Amaralı Uveyş

Sevgiyi doğuran gücün, zerre kaybolmadan öfkeye dönüşmesinin ürpertici biyografisine tanıklık edersiniz…

Meyman Yayınları’ndan çıkan M. Sait Üçlü’nün ‘Amara’ kitabı, herkesin mutlaka okuması gereken bir kitap. Bir kitap olmaktan öte bir destan, içine girmek istediğiniz bir masal. Birçok anlatıya, güzelliğe değinmek ayrı bir konudur ama bir de Uveyş kadını, M. Sait Üçlü’nün Amara’sından dinlemeliyiz...

Nisan ayı, kutsal oğul Önder Apo’nun doğduğu, onu doğuran kutsal ana Uveyş’in de vefat ettiği aydır. Tesadüf müdür? Değildir. Belki bu rakamların, zaman ölçümlerimizin evrende pek bir anlamı yoktur. Belki de bizim verdiğimizden daha ince ayarı vardır ve anlamı büyüktür; oğlunu bıraktığı zamanda yaşamdan çekilmiştir Uveyş Ana.

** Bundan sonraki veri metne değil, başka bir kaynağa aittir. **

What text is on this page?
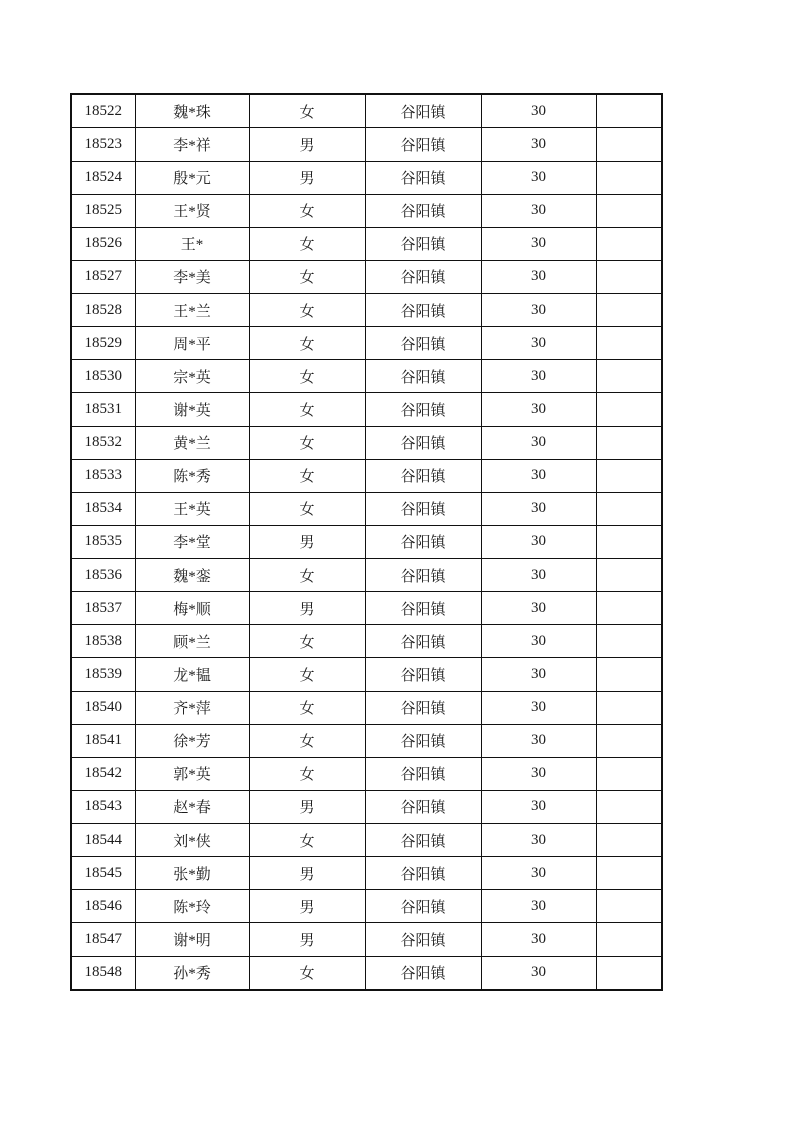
18522	魏*珠	女	谷阳镇	30	
18523	李*祥	男	谷阳镇	30	
18524	殷*元	男	谷阳镇	30	
18525	王*贤	女	谷阳镇	30	
18526	王*	女	谷阳镇	30	
18527	李*美	女	谷阳镇	30	
18528	王*兰	女	谷阳镇	30	
18529	周*平	女	谷阳镇	30	
18530	宗*英	女	谷阳镇	30	
18531	谢*英	女	谷阳镇	30	
18532	黄*兰	女	谷阳镇	30	
18533	陈*秀	女	谷阳镇	30	
18534	王*英	女	谷阳镇	30	
18535	李*堂	男	谷阳镇	30	
18536	魏*銮	女	谷阳镇	30	
18537	梅*顺	男	谷阳镇	30	
18538	顾*兰	女	谷阳镇	30	
18539	龙*韫	女	谷阳镇	30	
18540	齐*萍	女	谷阳镇	30	
18541	徐*芳	女	谷阳镇	30	
18542	郭*英	女	谷阳镇	30	
18543	赵*春	男	谷阳镇	30	
18544	刘*侠	女	谷阳镇	30	
18545	张*勤	男	谷阳镇	30	
18546	陈*玲	男	谷阳镇	30	
18547	谢*明	男	谷阳镇	30	
18548	孙*秀	女	谷阳镇	30	
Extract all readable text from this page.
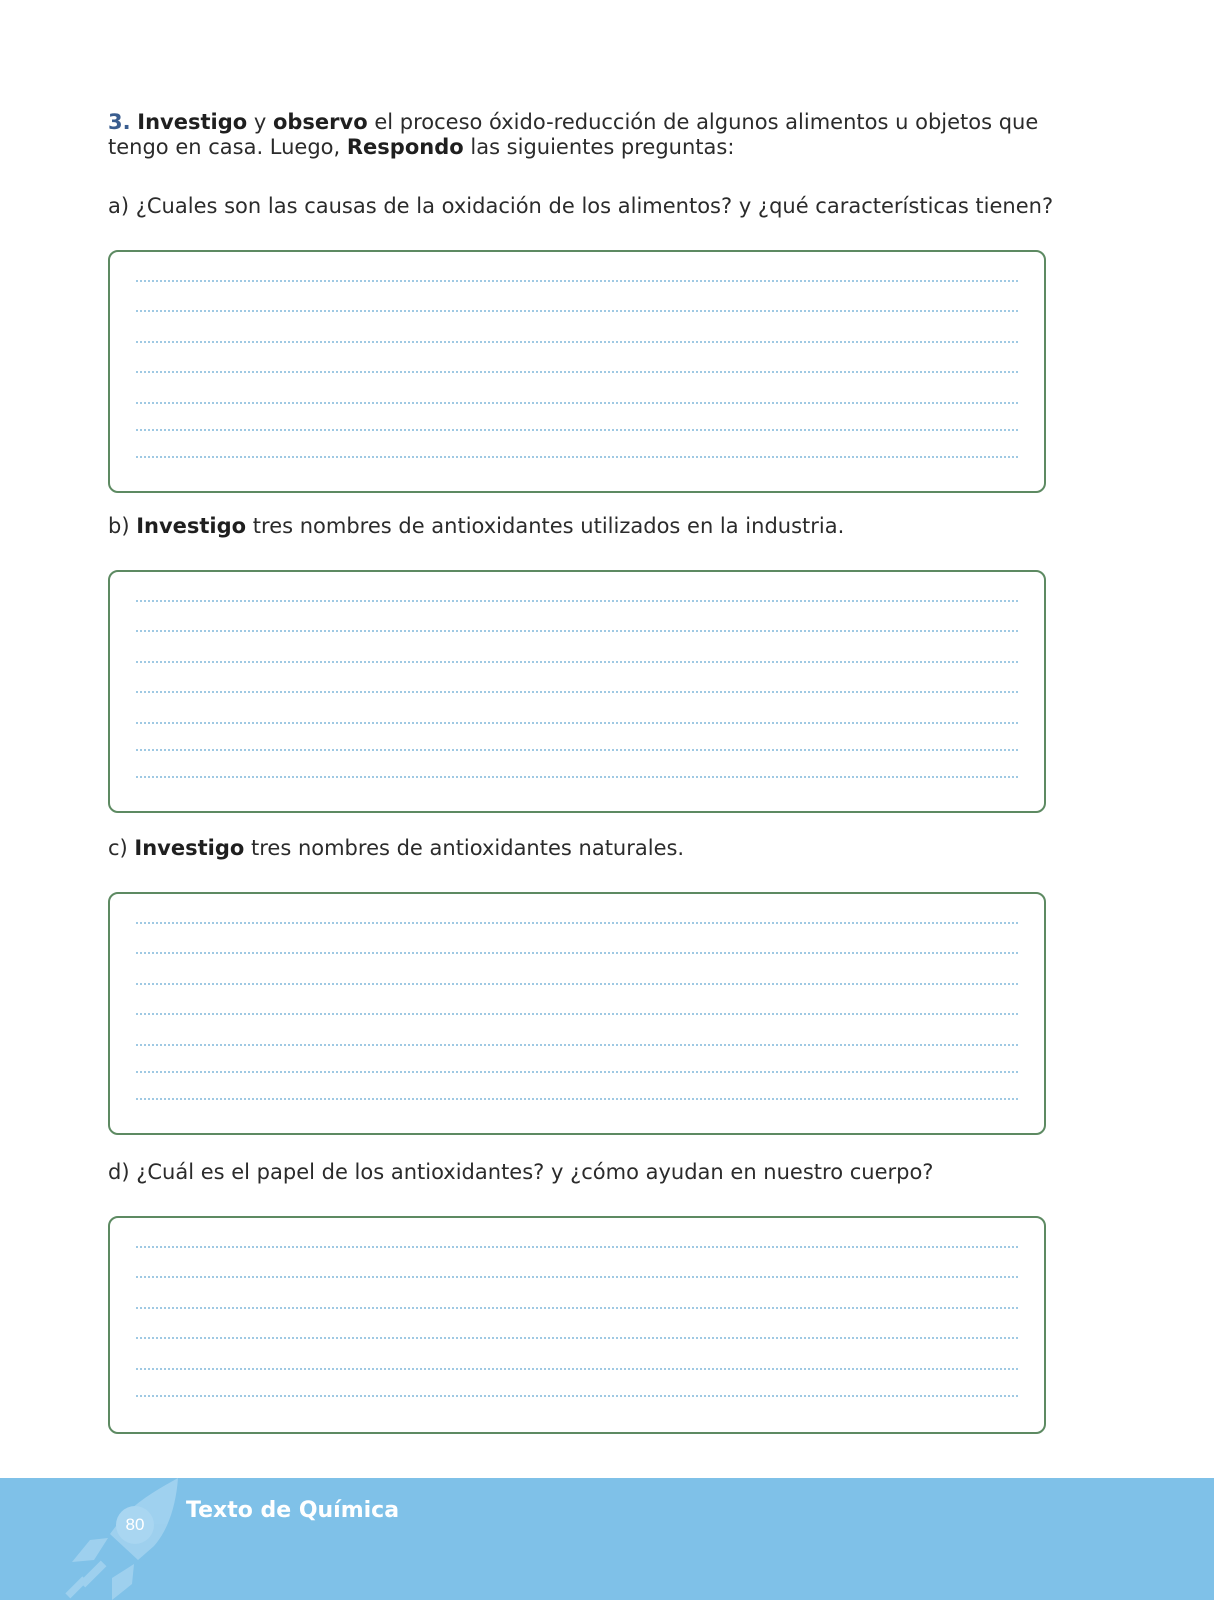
3. Investigo y observo el proceso óxido-reducción de algunos alimentos u objetos que tengo en casa. Luego, Respondo las siguientes preguntas:
a) ¿Cuales son las causas de la oxidación de los alimentos? y ¿qué características tienen?
b) Investigo tres nombres de antioxidantes utilizados en la industria.
c) Investigo tres nombres de antioxidantes naturales.
d) ¿Cuál es el papel de los antioxidantes? y ¿cómo ayudan en nuestro cuerpo?
80
Texto de Química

Uveyş Ana’yı haşin, kavgacı, öfkeli haliyle biliriz. Bu bilmelerimize bir de Önder Apo’nun aktardığı, oğlundan üç metre hasse bezi istediği anısı eklenir. O anaya alınmayan kumaş parçası, bir dokunmamış kumaş eksikliğinde tüm zamanların tezgahında durur. Hep durur, hep dokunur ve hep tamamlanmayı bekler. Analar oğul doğurur, ancak analar oğullarına onların yaşayacakları özgür bir toplum doğuramazlar. Onun zamanı hiç erken gelmez. Biteviye olgunlaşmakta olan bir yarım zamandır o zaman.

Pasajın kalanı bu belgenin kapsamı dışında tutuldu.